A curious twist has now arisen. A few weeks ago, IGS announced that it had obtained the complete genetic sequence of the bacterium Staphylococcus aureus, the common organism whose virulent strains are creating problems in hospitals, but that the sequence would not be made public. IGS is probably already embarked on the search for drugs to prevent the replication of these dangerous organisms. Meanwhile the genetic sequence-of great importance for those who wish to understand the emergence of virulent bacterial strains-remains private.
Several conflicts of interest have thus arisen. Researchers are in conflict with others in the rush to a patentable result, with all the damage that does to the civility (and the effectiveness) of the research profession. And to the extent that researchers have pre-committed the exploitation of patents to particular companies (in whose founding they have usually played a part), the impartiality of their institutions, as sources of knowledge for the community at large, is compromised.
But the most serious conflict is between the public and the private interest, typified by the secrecy of the commercial restrictions attached to much of the data gathered in the private sector. Academic researchers make it a point of honour that genetic data accompanying published claims should be made available through the databanks, but commercial researchers have no such obligation. IGS's Staphylococcus sequence, for example, will presumably remain secret until it has been milked dry.
Patent law could be changed to blunt the edge of some of these conflicts. In Europe and Japan, prior disclosure is a bar to the subsequent granting of a patent, but in the US there is a one year period of grace between publication and the deadline for a patent application. US practice avoids the withholding of information while the patent lawyers scratch their heads, and is thus preferable. The publication of information about patent applications also needs attention-with the world's patent offices at their wits' ends to keep up with the flood of innovations in fields such as genetics.
Whether the rash of diagnostic genetic tests brought forward in the past few years should be patentable at all remains the crucial question. If somebody has identified a gene and the alterations of it link to a disease, devising a genetic test is a fairly obvious business. But all patent laws include as a test of originality that innovations should not be "obvious."
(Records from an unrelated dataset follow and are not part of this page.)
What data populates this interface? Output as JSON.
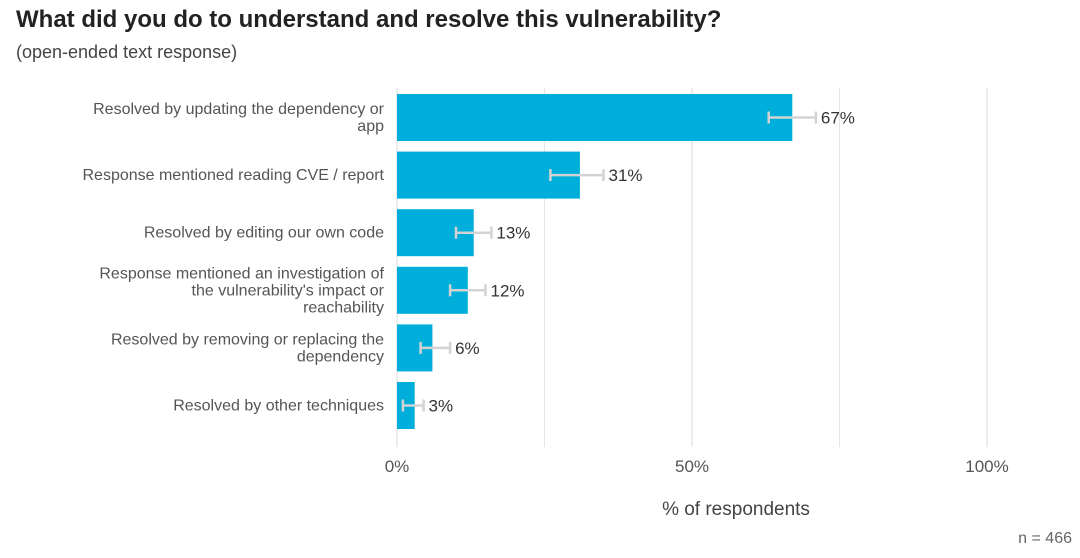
{
  "chart_data": {
    "type": "bar",
    "orientation": "horizontal",
    "title": "What did you do to understand and resolve this vulnerability?",
    "subtitle": "(open-ended text response)",
    "categories": [
      [
        "Resolved by updating the dependency or",
        "app"
      ],
      [
        "Response mentioned reading CVE / report"
      ],
      [
        "Resolved by editing our own code"
      ],
      [
        "Response mentioned an investigation of",
        "the vulnerability's impact or",
        "reachability"
      ],
      [
        "Resolved by removing or replacing the",
        "dependency"
      ],
      [
        "Resolved by other techniques"
      ]
    ],
    "values": [
      67,
      31,
      13,
      12,
      6,
      3
    ],
    "value_labels": [
      "67%",
      "31%",
      "13%",
      "12%",
      "6%",
      "3%"
    ],
    "error_low": [
      63,
      26,
      10,
      9,
      4,
      1
    ],
    "error_high": [
      71,
      35,
      16,
      15,
      9,
      4.5
    ],
    "xlim": [
      0,
      100
    ],
    "xticks": [
      0,
      50,
      100
    ],
    "xtick_labels": [
      "0%",
      "50%",
      "100%"
    ],
    "minor_gridlines": [
      25,
      75
    ],
    "xlabel": "% of respondents",
    "note": "n =  466",
    "colors": {
      "bar": "#00aedb",
      "error_bar": "#d3d3d3",
      "grid": "#e6e6e6"
    }
  }
}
Commercial organisations would protest that such an interpretation of the existing laws would rob them of the incentive to seek innovations. But that would be misleading. The long term incentive to search for altered disease-linked genes is that it will point to ways in which the malign effects of the alterations can be nullified by drugs or other means. That is where the real riches lie for the pharmaceutical industry. Squabbling in the meantime over patents for genetic tests is unseemly-and against the public interest.